Google Pays Apple Approximately $1.5 Billion In The UK Alone To Remain Safari’s Default Search

According to a report from Reuters, the United Kingdom regulators are scrutinizing a longstanding deal between two tech giants- Apple and Google over the default search engine in the Safari browser.

The UK government’s Competition and Markets Authority compiled an updated report, which highlights that Google paid Apple a hefty $1.5 billion (or £1.2 billion) in 2019. Google pays Apple each year in the United Kingdom alone to remain the default search engine in Safari. According to the report, this deal creates a major barrier to entry and expansion for rival search engines to Google.

The report also suggests either limiting the ability of Apple to monetize these types of deals or to provide people a choice of search engine upon setup. Such deals indicate the value that Google places on these default positions. The Safari browser has relied on Google for many years, making Apple’s iPhone a significant revenue-generator for Google’s smartphone ad business. It has also been providing Google with a competitive edge over its competition.

Court documents revealed back in the year 2014 that Google paid Apple $1 billion to secure its default position on the mobile Safari browser in the United States, and analysts suggest that the amount would have been increased in the years since. Although Apple has never revealed the revenue it generates from such deals, it is estimated that the company earns nearly $9 billion every year from these types of placement deals.

Regulators are now concerned over the massive United Kingdom deal. Rival search engines to Google such as Microsoft-owned Bing and DuckDuckGo may not be in a position to pay such large payments to become the default search engine in the iPhone Safari browser. People primarily access the internet via smartphones, which account for more than two-thirds of general searches being performed by the consumers.

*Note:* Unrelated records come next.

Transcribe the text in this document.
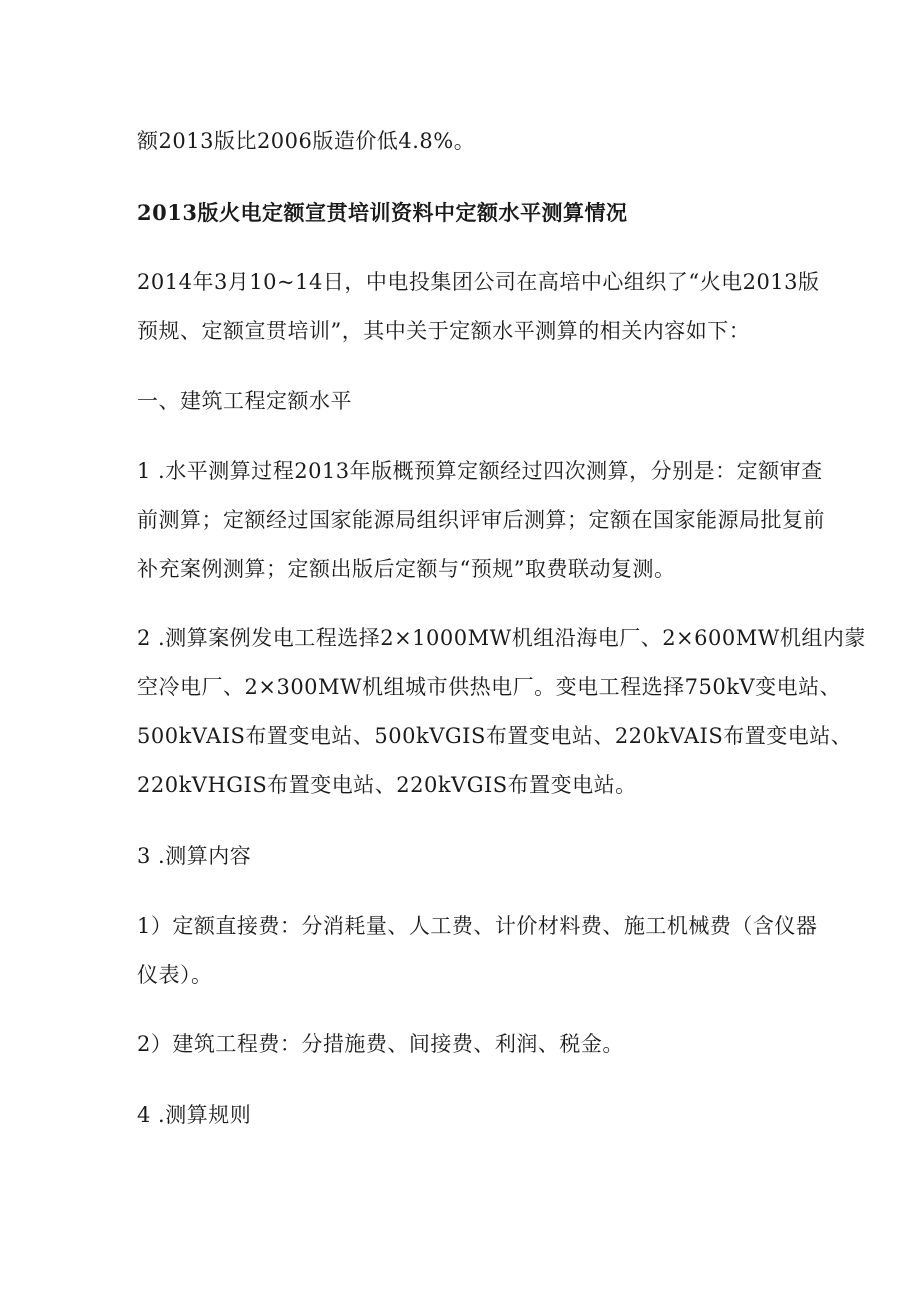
额2013版比2006版造价低4.8%。
2013版火电定额宣贯培训资料中定额水平测算情况
2014年3月10~14日，中电投集团公司在高培中心组织了“火电2013版
预规、定额宣贯培训”，其中关于定额水平测算的相关内容如下：
一、建筑工程定额水平
1 .水平测算过程2013年版概预算定额经过四次测算，分别是：定额审查
前测算；定额经过国家能源局组织评审后测算；定额在国家能源局批复前
补充案例测算；定额出版后定额与“预规”取费联动复测。
2 .测算案例发电工程选择2×1000MW机组沿海电厂、2×600MW机组内蒙
空冷电厂、2×300MW机组城市供热电厂。变电工程选择750kV变电站、
500kVAIS布置变电站、500kVGIS布置变电站、220kVAIS布置变电站、
220kVHGIS布置变电站、220kVGIS布置变电站。
3 .测算内容
1）定额直接费：分消耗量、人工费、计价材料费、施工机械费（含仪器
仪表）。
2）建筑工程费：分措施费、间接费、利润、税金。
4 .测算规则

Regulators in both the European Union as well as the United States are looking at Big Tech over concerns that the power and size Silicon Valley companies make them anti-competitive. However, the European Union seems to be far aggressive in terms of enforcing such rules and imposing fines on tech giants. During the last ten years, the European Union has handed Google several multibillion-dollar fines. Moreover, the regulators are now looking into Apple over the company’s management of the Apple App Store, and the fee the company charge app developers.